カスタマーズセンターからの
住まいのワンポイントアドバイス
庭木の水やりのコツ
庭木の管理について、水やりの目的、水やりの方法など、基本的なルールをご紹介します。
水やりの目的
植物細胞に含まれる水分は70〜90%で、ほとんどが水分だといえます。植物のからだの中で水分は養分を溶かし、その養分を運び、蒸散させて体温を調節するなどの重要な役割を果たしています。植え付け直後は、大事な水分を体に取り込むための根が切られていたり、傷ついて十分に回復していなかったりするので、とてもデリケートで乾燥に弱くなっています。水分を取り込む細い根は、水不足で一度乾燥してしまうと、水をあげても復活することはありません。

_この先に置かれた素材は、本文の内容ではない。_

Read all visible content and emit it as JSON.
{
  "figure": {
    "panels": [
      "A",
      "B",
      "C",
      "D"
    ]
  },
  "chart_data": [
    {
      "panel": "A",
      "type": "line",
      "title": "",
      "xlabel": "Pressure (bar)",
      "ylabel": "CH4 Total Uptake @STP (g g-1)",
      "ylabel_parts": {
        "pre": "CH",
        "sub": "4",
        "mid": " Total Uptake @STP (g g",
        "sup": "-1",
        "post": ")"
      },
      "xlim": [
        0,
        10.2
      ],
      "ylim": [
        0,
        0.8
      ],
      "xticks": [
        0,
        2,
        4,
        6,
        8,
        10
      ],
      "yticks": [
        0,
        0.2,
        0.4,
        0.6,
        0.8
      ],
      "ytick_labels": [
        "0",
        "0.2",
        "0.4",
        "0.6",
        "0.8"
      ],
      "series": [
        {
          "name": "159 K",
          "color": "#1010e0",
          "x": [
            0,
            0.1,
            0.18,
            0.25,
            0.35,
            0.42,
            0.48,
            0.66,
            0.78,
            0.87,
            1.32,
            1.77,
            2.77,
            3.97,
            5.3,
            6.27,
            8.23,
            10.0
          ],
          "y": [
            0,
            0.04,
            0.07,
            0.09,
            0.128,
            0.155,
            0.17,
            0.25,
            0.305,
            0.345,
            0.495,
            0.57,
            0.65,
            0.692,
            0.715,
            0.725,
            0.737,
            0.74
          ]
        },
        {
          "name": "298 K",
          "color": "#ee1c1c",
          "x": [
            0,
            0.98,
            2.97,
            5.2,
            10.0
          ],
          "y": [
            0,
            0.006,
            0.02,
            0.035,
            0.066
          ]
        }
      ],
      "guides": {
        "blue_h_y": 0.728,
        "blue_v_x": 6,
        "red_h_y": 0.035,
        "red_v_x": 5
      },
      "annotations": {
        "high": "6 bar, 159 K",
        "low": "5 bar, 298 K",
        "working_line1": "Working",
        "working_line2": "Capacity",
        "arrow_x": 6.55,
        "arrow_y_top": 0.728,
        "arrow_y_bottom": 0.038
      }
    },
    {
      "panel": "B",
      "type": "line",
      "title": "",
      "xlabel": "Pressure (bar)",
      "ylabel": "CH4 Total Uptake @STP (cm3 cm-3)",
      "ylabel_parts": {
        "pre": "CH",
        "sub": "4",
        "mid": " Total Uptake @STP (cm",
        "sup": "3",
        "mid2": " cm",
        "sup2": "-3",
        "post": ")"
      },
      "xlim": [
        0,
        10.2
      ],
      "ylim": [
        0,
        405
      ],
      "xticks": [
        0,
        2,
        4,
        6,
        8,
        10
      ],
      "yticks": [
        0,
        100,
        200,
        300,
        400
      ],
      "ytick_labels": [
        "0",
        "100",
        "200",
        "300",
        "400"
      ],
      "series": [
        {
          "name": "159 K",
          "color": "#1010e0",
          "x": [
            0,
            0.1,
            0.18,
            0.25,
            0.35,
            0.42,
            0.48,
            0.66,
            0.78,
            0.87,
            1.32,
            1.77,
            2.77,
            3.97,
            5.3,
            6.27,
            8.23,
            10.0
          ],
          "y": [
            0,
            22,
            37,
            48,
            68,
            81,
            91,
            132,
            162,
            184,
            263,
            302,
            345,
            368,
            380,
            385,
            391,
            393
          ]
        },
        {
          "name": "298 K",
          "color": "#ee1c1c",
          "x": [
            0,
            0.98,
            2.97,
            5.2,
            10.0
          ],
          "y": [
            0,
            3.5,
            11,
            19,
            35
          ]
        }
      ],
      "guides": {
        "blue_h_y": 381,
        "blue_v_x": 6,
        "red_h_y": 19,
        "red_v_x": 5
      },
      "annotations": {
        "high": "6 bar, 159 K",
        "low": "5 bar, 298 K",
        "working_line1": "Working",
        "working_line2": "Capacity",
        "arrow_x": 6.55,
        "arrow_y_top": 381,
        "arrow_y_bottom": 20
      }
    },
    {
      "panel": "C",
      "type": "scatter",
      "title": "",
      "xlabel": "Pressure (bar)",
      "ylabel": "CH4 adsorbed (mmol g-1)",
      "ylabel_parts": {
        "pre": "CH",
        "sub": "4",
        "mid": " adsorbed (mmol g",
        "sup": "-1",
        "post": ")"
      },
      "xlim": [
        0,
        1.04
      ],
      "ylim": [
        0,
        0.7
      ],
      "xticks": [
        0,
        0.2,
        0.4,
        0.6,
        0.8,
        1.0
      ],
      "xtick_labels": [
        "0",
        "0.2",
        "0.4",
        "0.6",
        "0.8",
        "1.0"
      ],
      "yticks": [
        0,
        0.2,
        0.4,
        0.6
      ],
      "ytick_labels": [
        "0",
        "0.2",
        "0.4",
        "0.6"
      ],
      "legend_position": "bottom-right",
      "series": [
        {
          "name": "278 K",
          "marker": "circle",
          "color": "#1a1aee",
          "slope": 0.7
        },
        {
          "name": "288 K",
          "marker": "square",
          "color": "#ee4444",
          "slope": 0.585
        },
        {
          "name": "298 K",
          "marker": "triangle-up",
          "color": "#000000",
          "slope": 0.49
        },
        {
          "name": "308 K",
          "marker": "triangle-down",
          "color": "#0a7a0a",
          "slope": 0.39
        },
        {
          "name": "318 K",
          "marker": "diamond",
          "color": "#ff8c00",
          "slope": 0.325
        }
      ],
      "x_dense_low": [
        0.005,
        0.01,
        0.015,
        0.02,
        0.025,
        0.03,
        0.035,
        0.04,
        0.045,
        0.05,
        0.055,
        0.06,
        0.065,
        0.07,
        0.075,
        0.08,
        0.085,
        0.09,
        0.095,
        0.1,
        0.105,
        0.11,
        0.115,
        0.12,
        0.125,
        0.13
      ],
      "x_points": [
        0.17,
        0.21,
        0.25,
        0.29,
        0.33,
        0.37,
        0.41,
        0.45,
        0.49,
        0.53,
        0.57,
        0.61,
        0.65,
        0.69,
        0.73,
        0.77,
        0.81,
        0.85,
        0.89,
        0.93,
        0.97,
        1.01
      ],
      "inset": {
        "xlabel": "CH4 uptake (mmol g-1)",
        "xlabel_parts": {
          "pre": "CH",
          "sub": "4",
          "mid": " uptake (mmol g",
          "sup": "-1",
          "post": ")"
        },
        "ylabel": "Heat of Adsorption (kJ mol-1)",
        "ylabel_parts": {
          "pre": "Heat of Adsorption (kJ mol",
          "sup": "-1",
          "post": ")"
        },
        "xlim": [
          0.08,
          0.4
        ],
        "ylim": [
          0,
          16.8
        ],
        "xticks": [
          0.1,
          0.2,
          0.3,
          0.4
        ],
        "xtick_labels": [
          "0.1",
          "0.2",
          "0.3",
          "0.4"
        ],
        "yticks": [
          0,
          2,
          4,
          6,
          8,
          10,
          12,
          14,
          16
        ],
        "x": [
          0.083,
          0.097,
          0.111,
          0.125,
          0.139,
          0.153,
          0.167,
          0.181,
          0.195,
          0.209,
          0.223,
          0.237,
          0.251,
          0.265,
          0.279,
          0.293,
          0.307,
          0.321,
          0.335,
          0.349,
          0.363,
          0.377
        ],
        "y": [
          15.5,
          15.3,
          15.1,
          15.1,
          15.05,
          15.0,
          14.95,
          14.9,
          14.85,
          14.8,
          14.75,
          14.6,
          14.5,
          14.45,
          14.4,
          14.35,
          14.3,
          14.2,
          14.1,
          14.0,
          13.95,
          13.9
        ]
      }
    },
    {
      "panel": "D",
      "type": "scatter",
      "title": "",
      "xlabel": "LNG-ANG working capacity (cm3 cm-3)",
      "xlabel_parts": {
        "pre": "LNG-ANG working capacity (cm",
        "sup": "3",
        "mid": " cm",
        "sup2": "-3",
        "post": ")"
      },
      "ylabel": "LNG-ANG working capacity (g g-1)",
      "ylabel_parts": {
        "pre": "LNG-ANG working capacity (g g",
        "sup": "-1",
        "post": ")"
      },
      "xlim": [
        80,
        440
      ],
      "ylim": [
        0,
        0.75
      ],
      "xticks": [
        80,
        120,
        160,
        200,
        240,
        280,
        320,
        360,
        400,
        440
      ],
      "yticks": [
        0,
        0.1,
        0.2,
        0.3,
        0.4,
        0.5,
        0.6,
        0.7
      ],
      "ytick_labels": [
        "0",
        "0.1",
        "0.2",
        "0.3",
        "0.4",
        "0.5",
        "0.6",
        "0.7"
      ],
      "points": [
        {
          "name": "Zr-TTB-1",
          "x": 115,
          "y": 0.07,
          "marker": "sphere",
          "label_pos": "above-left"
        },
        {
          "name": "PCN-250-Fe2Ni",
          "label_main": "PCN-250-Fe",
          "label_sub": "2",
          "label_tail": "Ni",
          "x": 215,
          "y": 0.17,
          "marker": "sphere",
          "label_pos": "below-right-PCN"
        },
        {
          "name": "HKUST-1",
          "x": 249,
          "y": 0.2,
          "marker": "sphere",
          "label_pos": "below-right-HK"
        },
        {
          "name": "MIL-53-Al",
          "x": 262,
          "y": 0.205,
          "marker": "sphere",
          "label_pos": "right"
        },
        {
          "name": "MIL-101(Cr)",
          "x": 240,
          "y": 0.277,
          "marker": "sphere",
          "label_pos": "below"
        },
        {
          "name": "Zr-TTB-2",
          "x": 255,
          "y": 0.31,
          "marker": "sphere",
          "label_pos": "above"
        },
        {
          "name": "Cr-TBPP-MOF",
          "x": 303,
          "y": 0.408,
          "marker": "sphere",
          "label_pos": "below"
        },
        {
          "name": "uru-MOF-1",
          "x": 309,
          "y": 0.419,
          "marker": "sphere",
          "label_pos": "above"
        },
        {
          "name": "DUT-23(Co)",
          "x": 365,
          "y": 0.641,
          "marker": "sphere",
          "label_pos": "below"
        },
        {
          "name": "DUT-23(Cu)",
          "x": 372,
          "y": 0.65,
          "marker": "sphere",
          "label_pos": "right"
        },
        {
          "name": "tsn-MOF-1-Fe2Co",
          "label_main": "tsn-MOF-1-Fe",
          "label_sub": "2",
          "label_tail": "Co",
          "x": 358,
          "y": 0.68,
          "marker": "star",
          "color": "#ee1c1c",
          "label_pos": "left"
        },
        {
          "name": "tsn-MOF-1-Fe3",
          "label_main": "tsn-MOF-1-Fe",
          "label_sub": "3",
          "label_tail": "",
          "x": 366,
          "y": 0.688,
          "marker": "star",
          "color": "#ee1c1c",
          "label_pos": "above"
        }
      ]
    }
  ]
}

この時期に水やりを怠ると、木が枯れたり弱ったりする原因となります(植え付け直後から半年間の水やりを怠って木が弱った場合、回復するまで5年ほどかかることがあるので植え付け直後の水やりは重要です!)。
水やりの方法
水やりは、「回数は少なく一度にたっぷり地中深くに浸みこむように」が基本です。水の量が少なすぎても根が乾燥して枯れてしまい、反対に多すぎても根腐れして枯れてしまうので、水やりの回数と量は大変重要です。水分が土の表面だけで地中深くまで行き渡っていない状態だと、根が浅くしか張らなくなってしまいます。根は地中深くに浸みこんだ水を求めて深く広く伸びていきます。根の底の方までしっかり届くようにたっぷり与えてください。
水やりのタイミングは、根の表面付近の土が乾いた時です。土中の水分は地表に近い順に乾いていきます。表面が乾いてすぐの時は、根の下の方はまだ乾いていない状態です。この状態になったら、たっぷりと水を与えましょう。土が乾いたかどうかの判断は、直接触って確認するのがいちばんです。また、乾いてくると土の色が薄くなってくるので目視でも判断できます。日々の観察がもっとも重要です。表面が乾く前に水やりを続けてしまうと根腐れを起こすのでタイミングに注意しましょう。
水の量は、夏は多く、冬は少なく
ゴールデンウィーク頃(5月)と夏場(7〜9月)は、高温になり乾燥しやすい気候のため、多めに水やりが必要です。朝方(午前9時まで)か、夕方(5時以降)に行なってください。
日中の暑い時間の水やりは厳禁です。夏場の直射日光が強い時に葉に水をかけると、水滴がレンズの役目をして葉が焼けてしまいます。葉には水をかけないようにしてください。
冬場は、晴天が続いた時以外、水やりの必要はありません。植木の根まわりに雪がある場合も、水やりの必要はありません。晴天が続いて雪も解けて、土の表面が乾いてきた場合のみ水やりが必要です。
その場合は、日中(午前10時〜午後2時まで)に行なってください。夕方に水をやると、夜間の冷え込みで水が凍り、根を傷める場合があります。
木の大きさによる生長の違い
若い植木は、植え付け後の生長が早く、ほとんどが新しい環境にも順応します。反対に、ある程度に育った木を植え付けた場合は新しい環境に慣れるまで時間がかかります。
新しい環境に慣れていく段階で、枝枯れを起こすことがあります。これは、新たな環境に合わせようとしている生理現象です。根を切られた影響と不要な枝を落として必要な枝を新たに芽吹かせようとしているので、しばらく様子を見ましょう。大きな木を植え付けた時ほど、こういった現象を起こしやすく、元気がでてくるまで年数がかかることがあります。
最後に……
植栽は生き物ですので、いろいろなことが起こります。また、同じ種類でも生長の度合いはさまざまです。手がかかることもありますが、やさしく長い目で見守ってください。